Si muovono nei territori del quotidiano Gabrielle Bell, Sophia Foster Dimino con un delicato slice of life pregno di sottintesi (e anche qui la morte aleggia tra le vignette), Spain Rodriguez con The Conclusive Argument del 1988 recuperata direttamente dalle splendide tavole originali (da notare che Spain era apparso già in Kramers Ergot #10 in una storia-nella-storia di Kim Deitch) e Sammy Harkham, che si prende gioco delle guide How-To raccontando la giornata di un fumettista in tante microvignette. I temi si rincorrono, si alternano, si ripetono e si intrecciano, creando collegamenti segreti tra una storia e l’altra e tra un cartoonist e l’altro, come succede soltanto nelle migliori antologie. E lo stesso potremmo dire per le soluzioni stilistiche, che danno vita a connessioni intergenerazionali. Se per esempio non stupisce granché l’affinità stilistica dei due curatori (Black Feather Valley di Weissman potrebbe essere uscita da Blood of the Virgin di Harkham), è senz’altro più singolare la continuità tra la pagina di Kurtzman e quelle di Chippendale, non a caso posizionati uno dopo l’altro.

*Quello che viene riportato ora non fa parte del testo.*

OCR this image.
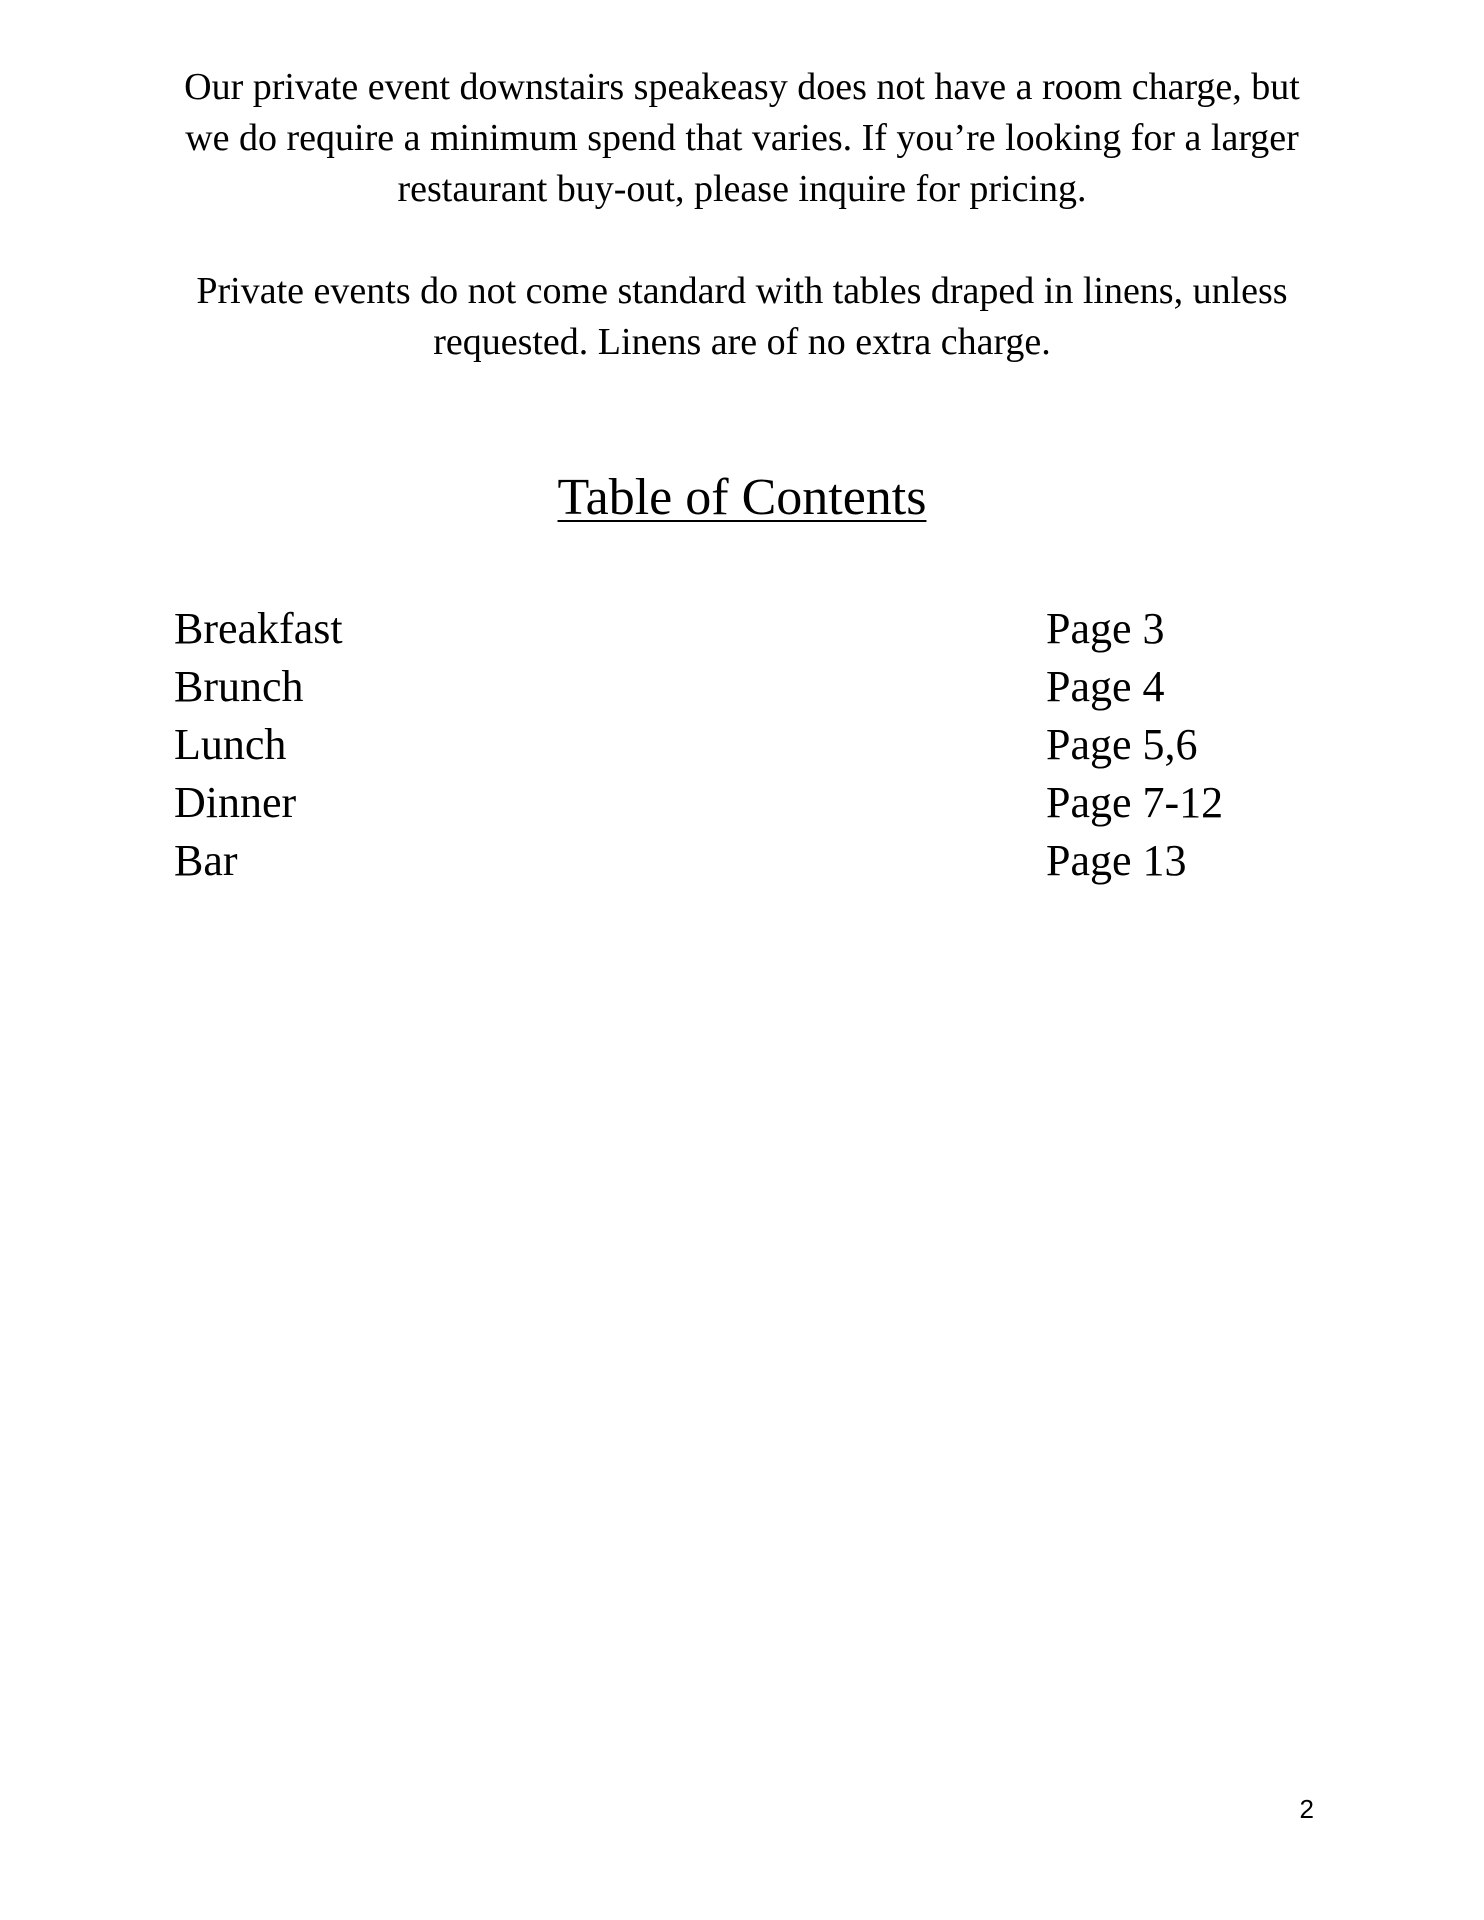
Our private event downstairs speakeasy does not have a room charge, but we do require a minimum spend that varies. If you’re looking for a larger restaurant buy-out, please inquire for pricing.

Private events do not come standard with tables draped in linens, unless requested. Linens are of no extra charge.

Table of Contents
Breakfast	Page 3
Brunch	Page 4
Lunch	Page 5,6
Dinner	Page 7-12
Bar	Page 13
2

Non è dato sapere se questo albo avrà un seguito. Sulla copertina di Alex Schubert, sul sito di Brain Dead e sulle comunicazioni inviate ai distributori da Secret Headquarters non si fa mai riferimento alla numerazione. La seconda di copertina lascia invece qualche speranza, riportando nel colophon la dicitura “Peep no. 1″. Rob di Alta fedeltà chiederebbe se #1 vuol dire che ci sarà con certezza un #2 o se significa semplicemente che questo è il primo numero di Peep. Io non saprei proprio cosa rispondergli.